Drawing doughnuts: adventures in the third dimension

2015-01-27

The algorithm that produced the animation to the right was written in less than 100 lines of Java code, using a simple technique called raymarching. The aim of this blog post is to convince you that, with the right tricks, it’s easy to draw 3D objects convincingly.

Raymarching

The first problem to tackle is determining how to represent the torus. Traditionally 3D graphics has been very polygon-focused, with objects being represented as a collection of triangular faces, which allows for maximal artist flexibility. However for our purposes, simple mathematical objects can be represented much more elegantly.

The key observation is that we are only interested in where the surface of the object is. We will represent our 3D object implicitly, as a distance function \(f: \mathbb{R}^3 \mapsto \mathbb{R}\) which takes a position vector in 3D space and tells us the minimum distance required to reach the surface from that position (considering all directions).¹

One can alternatively think of \(f(\mathbf{x})\) as the largest radius a sphere centered at \(\mathbf{x}\) could have before it touches the surface defined by \(f\).

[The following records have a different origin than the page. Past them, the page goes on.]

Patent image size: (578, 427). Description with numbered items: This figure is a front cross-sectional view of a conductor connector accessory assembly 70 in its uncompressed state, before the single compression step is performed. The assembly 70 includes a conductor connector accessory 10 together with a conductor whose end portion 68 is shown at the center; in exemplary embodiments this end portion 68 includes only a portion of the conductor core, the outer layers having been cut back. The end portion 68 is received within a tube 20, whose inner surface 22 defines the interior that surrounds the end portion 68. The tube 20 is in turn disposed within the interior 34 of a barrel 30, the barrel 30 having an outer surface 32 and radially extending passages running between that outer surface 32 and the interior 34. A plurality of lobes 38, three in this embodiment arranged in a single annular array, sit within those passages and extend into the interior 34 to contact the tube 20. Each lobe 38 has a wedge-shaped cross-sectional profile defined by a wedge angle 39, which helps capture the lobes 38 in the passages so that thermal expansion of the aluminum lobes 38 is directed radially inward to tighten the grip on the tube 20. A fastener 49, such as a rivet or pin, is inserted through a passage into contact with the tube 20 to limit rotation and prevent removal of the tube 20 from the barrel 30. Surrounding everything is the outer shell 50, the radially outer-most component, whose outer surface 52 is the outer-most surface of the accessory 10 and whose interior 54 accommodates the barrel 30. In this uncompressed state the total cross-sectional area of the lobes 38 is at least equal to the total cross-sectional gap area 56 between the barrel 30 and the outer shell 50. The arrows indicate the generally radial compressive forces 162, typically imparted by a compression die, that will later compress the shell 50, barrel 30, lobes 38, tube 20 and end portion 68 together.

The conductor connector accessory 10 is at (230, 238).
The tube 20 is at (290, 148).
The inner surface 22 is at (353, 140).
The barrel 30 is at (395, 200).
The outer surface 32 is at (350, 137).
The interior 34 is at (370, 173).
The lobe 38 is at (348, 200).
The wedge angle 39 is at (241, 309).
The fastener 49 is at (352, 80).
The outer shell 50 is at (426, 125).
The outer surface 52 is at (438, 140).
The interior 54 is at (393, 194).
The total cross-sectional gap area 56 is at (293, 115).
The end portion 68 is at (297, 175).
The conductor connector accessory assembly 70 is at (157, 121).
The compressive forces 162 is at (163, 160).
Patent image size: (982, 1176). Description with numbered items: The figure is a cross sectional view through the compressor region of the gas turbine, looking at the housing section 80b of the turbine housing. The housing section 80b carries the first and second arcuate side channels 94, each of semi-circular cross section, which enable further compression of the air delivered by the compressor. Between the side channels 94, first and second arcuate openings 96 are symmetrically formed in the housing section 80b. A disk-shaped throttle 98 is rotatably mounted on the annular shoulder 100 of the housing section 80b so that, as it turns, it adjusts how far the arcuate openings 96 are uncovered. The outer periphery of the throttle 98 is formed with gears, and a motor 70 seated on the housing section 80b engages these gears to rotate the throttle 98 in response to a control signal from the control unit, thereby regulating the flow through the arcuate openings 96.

Assuming we have this function already, we want to use it to solve the problem of determining which pixels the torus occupies on our screen. To do this we cast rays out of our camera, and see if they ever intersect the surface of our 3D object. If they do, we can later calculate the colour at that point.

Starting at a point \(\mathbf{x}_0\) and moving along some unit direction vector \(\hat{\mathbf{v}}\), the distance function guarantees that it is safe to travel a distance of at least \(f(\mathbf{x}_0)\) without fear of crossing the surface. Doing so we reach a new point \(\mathbf{x}_1 = \mathbf{x}_0 + f(\mathbf{x}_0) \hat{\mathbf{v}}\). The raymarching algorithm simply does this in a loop: it checks whether a ray intersects our object by repeatedly moving a safe distance along the ray until it either converges on the object surface, or escapes to infinity.²

Raymarching example

In the 2D example above, we do raymarching twice, starting from the black points near the bottom edge and the top-left corner. The gray circle represents the first evaluation of the distance function \(f(\mathbf{x}_0)\); it indicates the region in which it is safe to go. We extend our rays to the point \(\mathbf{x}_1\) drawn in red, and evaluate the distance function again: \(f(\mathbf{x}_1)\) is represented by the red circle. This process continues until either we cannot go any further, meaning that we have hit the surface, or we escape to infinity. The top ray is an example of the former, and the bottom the latter.

Pseudocode:

EPSILON = .001;
INFINITY = 100.;

// startPos is the position vector of the start of our ray (= camera position).
// viewDir is the normalised vector in the direction of the ray.
// The return value is the point at which we hit the surface of the object, or
// null if the ray escapes.
vec3 raymarch(vec3 startPos, vec3 viewDir) {
    double totalDist = 0;
    while (true) {
        double dist = distanceFunction(startPos + totalDist*normalisedRayDir);
        totalDist += dist;
        if (dist < EPSILON) {
            // converged on surface
            return startPos + totalDist*normalisedRayDir;
        }
        if (totalDist > INFINITY) {
            // escaped to infinity
            return null;
        }
    }
}

The function argument startPos corresponds to \(\mathbf{x}_0\), and viewDir corresponds to \(\hat{\mathbf{v}}\).³

It remains to define distanceFunction (corresponding to \(f\)) for a torus.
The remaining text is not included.